What is Electronic Voting?

Today, as I drove to get a Starbucks coffee, NPR did their mid-show news headlines and they mentioned issues with tests of electronic voting machines in Michigan that were done in preparation for the primary on Tuesday. But the story talked about ballots getting jammed in the machines, which made me realize that they were talking about issues with both DREs and electronic tabulators for optical scan ballots.

The media has a tendency to confligrate these two technologies–and even mention electronic poll books as “electronic voting.” (Mike and I found this in our research for our book on electronic voting that will come out next year from Princeton University Press). Everything with power running through it is often called electronic voting, even though there are very different issues associated with these different technologies.

In Michigan, the testing of the equipment has shown problems, which is why both pre-election testing and post-election auditing are so important. This Associated Press article details the different problems that have arisen.

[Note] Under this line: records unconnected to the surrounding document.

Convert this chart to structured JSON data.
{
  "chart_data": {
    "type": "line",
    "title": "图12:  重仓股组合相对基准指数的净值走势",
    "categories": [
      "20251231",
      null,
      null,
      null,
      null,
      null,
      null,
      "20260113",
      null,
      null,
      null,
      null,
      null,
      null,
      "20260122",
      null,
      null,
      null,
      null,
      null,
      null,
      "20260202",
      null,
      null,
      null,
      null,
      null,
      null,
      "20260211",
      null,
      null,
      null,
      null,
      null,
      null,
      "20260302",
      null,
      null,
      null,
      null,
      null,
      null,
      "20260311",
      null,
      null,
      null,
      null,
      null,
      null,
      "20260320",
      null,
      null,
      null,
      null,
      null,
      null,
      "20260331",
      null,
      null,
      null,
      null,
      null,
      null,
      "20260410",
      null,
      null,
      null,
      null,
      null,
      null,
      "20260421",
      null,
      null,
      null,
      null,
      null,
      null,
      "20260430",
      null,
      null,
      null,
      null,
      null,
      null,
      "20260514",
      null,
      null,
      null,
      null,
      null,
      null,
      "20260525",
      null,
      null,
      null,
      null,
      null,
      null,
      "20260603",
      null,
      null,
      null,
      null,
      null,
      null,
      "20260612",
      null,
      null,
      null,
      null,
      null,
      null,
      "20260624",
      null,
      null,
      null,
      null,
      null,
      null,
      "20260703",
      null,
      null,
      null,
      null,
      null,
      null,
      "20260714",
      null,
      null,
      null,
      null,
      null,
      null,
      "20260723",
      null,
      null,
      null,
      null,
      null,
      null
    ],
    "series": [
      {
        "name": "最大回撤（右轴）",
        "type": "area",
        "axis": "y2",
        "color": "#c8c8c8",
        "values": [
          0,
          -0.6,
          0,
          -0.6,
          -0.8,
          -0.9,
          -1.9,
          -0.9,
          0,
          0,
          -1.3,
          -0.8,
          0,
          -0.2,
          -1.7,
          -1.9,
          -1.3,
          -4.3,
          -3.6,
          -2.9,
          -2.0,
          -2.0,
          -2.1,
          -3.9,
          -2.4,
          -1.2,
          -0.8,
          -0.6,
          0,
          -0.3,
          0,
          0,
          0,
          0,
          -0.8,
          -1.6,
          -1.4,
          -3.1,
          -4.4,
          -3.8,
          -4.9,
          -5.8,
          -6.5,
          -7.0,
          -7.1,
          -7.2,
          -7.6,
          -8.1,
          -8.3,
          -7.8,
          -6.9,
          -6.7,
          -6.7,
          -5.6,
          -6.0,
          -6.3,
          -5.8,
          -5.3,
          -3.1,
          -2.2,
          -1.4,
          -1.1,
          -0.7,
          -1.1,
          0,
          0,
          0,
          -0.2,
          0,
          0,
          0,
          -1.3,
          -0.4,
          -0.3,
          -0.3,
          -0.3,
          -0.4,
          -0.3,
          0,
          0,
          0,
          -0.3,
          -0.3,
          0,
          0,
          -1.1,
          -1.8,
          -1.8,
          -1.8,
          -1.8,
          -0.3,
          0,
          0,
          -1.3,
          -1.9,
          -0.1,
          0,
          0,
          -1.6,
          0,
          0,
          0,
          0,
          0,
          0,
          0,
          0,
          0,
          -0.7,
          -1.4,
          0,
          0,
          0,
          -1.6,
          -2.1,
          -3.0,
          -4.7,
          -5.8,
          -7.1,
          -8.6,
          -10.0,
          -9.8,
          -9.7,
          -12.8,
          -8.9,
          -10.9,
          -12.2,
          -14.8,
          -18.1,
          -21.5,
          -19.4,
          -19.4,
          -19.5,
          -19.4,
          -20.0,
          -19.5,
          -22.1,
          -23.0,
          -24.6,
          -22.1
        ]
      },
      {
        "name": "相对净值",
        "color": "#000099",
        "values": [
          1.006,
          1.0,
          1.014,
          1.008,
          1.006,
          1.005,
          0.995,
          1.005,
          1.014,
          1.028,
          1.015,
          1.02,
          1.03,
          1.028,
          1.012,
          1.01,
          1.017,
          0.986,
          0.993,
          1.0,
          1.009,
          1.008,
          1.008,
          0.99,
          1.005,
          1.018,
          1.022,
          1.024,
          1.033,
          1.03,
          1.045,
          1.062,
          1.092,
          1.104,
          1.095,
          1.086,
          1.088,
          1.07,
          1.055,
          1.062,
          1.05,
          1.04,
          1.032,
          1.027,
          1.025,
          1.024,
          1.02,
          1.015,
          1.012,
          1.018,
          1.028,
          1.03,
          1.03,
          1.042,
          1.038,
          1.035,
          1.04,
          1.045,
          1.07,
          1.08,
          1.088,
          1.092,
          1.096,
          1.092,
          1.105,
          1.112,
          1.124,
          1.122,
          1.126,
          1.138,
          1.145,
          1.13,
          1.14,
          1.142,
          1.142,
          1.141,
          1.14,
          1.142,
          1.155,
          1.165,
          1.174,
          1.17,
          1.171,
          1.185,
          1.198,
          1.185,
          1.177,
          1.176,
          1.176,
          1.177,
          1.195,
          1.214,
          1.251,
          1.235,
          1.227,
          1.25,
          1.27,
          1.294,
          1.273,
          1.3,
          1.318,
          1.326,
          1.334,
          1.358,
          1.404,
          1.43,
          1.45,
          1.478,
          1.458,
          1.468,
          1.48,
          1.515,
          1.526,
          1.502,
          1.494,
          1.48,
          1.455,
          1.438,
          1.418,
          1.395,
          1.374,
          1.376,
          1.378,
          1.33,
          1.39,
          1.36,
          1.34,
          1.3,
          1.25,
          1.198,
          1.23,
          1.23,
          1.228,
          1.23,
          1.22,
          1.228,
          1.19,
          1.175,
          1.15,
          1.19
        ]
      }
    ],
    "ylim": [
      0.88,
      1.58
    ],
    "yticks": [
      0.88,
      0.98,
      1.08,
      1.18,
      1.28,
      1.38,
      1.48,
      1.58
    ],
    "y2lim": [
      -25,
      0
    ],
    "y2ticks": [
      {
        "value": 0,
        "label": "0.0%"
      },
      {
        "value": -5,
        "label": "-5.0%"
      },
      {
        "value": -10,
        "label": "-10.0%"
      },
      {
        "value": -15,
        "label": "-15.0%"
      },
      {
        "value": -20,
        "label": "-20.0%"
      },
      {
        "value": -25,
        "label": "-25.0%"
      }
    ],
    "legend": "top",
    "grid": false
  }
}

New touch-screen voting machines to help disabled people are failing in test runs ahead of next week’s primary, Ingham County’s top election official said Thursday. Clerk Mike Bryanton said the faulty equipment — which can be used by all voters — could cause longer lines during Tuesday’s primary. But he stressed all ballots would be counted by hand if there are problems. [Note: Michigan has a VVPAT requirement so they can count the VVPATs.]

On Tuesday, voters in each of Michigan’s 5,216 precincts will be using an optical-scan ballot system, marking a standard ballot and then feeding it into an electronic tabulator. All polling sites will have new equipment for the disabled so they can vote in privacy without assistance….Bryanton warned of problems because humidity has swollen up test ballots, which then haven’t fit into the optical-scan tabulators. He also complained that Election Systems & Software, which the state paid $34 million for 4,300 of the touch-screen machines, has provided little training.

I would point out, by the way, that humidity is a problem nationally with paper ballots.

It would be helpful if the media could be clearer what they are referring to when they discuss electronic voting though.